I only traded Orange Juice outside of the cash open today and I didn’t fare too well on those trades. I didn’t really get a good handle on the price and while I didn’t lose all that much, it was enough to put a dark cloud over my day. The cash open wasn’t that much better. Again, I didn’t have a good lock on the markets and I found myself playing catch up and trying to dig myself out of a hole that I created. The only good thing about today was that on both contracts, I wasn’t playing maximum risk as I felt like today wasn’t a max risk type of day. Overall, trading was a mixed bag. It’s not something I’m proud of but at least it wasn’t like Friday when I got absolutely slaughtered. It’ll take a while for last week to get out of my mind – it was that bad.

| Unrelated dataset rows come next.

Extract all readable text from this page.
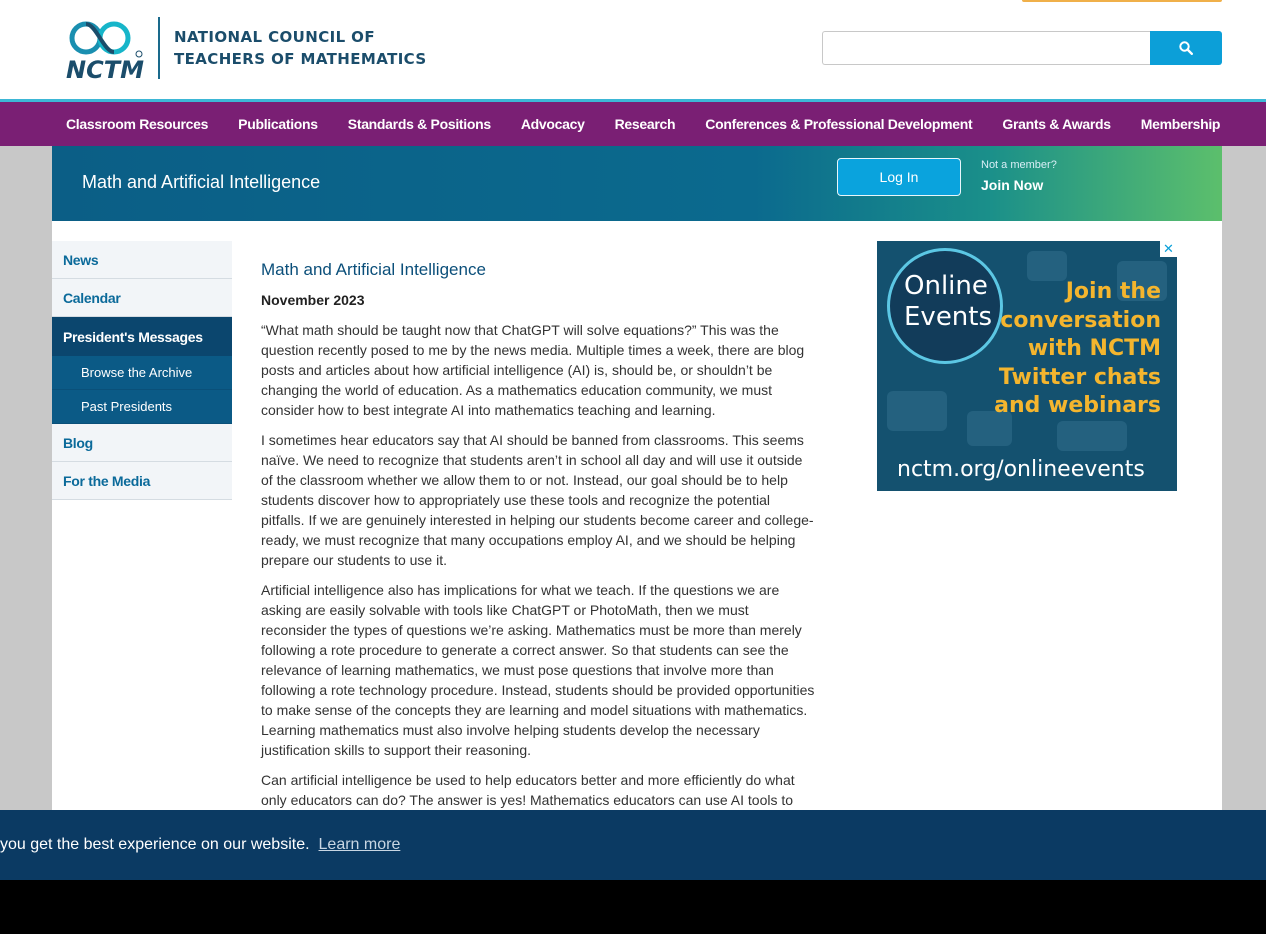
NCTM
NATIONAL COUNCIL OF
TEACHERS OF MATHEMATICS
Classroom Resources Publications Standards & Positions Advocacy Research Conferences & Professional Development Grants & Awards Membership
Math and Artificial Intelligence	Log In
Not a member?
Join Now
News
Calendar
President's Messages
Browse the Archive
Past Presidents
Blog
For the Media
Math and Artificial Intelligence
November 2023

“What math should be taught now that ChatGPT will solve equations?” This was the question recently posed to me by the news media. Multiple times a week, there are blog posts and articles about how artificial intelligence (AI) is, should be, or shouldn’t be changing the world of education. As a mathematics education community, we must consider how to best integrate AI into mathematics teaching and learning.

I sometimes hear educators say that AI should be banned from classrooms. This seems naïve. We need to recognize that students aren’t in school all day and will use it outside of the classroom whether we allow them to or not. Instead, our goal should be to help students discover how to appropriately use these tools and recognize the potential pitfalls. If we are genuinely interested in helping our students become career and college-ready, we must recognize that many occupations employ AI, and we should be helping prepare our students to use it.

Artificial intelligence also has implications for what we teach. If the questions we are asking are easily solvable with tools like ChatGPT or PhotoMath, then we must reconsider the types of questions we’re asking. Mathematics must be more than merely following a rote procedure to generate a correct answer. So that students can see the relevance of learning mathematics, we must pose questions that involve more than following a rote technology procedure. Instead, students should be provided opportunities to make sense of the concepts they are learning and model situations with mathematics. Learning mathematics must also involve helping students develop the necessary justification skills to support their reasoning.

Can artificial intelligence be used to help educators better and more efficiently do what only educators can do? The answer is yes! Mathematics educators can use AI tools to

Online
Events
Join the
conversation
with NCTM
Twitter chats
and webinars
nctm.org/onlineevents
✕
you get the best experience on our website. Learn more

Finally, I’d like to talk about something that happened yesterday in my beloved New York City. Not since September 11 have I felt a gnawing sense of being relatively unsafe walking around those streets. And even if there wasn’t a terrorist attack, you have to think about abrasive homeless people and equally abrasive vendors peddling unlicensed services and goods. New York City today doesn’t even have the distinction of a type of hypercapitalist economy. Rather, it’s a cesspool of unscrupulous business practices tied in with a questionable city government. But that’s just my setup for the point I’m trying to make. What I’m saying is that New York City is more dystopian and cynical that I ever could have imagined it to be. There is no middle class anymore – there are only Lords and Serfs. This is no more evident than the mayor’s reaction to yesterday’s terror attack. Only a few hours later, he was seen walking amongst the floats in the Halloween parade. Now I know I’ll get some flack for this but after a terror attack, I think that an appearance is ok but to be walking around and acting like nothing significant happened is not only dangerous and disrespectful but it also shows just how out of touch the city’s governing elite is with reality.

Now, more than ever, I am assured of the fact that mayor De Blasio, as well as his liberal counterparts in other cities, states & countries are willing to sacrifice their own citizens to the anger of Islamic/Anarchist terror in the hopes of satisfying their bloodlust. Why are they doing this? Well, it’s simple. Because they know that no matter what, these citizens will vote to keep them in power and as long as only a few are sacrificed the rest of the city, state, country will only care up to the point of posting “prayers&thoughts” hashtags. The reality is that the liberal elite will never have to take the subways or mass transit or walk along bike paths alone the way that regular tax payers do because they are surrounded by an entourage of bodyguards. The bottom line is that they are safe from the poisonous ideologies that they force on regular citizens and that goes ditto for the more well to do citizens as well that use their wealth to enjoy a moral high ground.

It’s said that when a problem is so obvious and in front of everyone, it’s too late to do anything about it. Additionally, the medicine will sometimes be more painful than the disease itself. All I know is that we live in very strange and unprecedented times. While it is good to be grateful, it’s also good to be honest and take a good look at one’s self in the mirror. This not only applies to life as we know it, but in trading.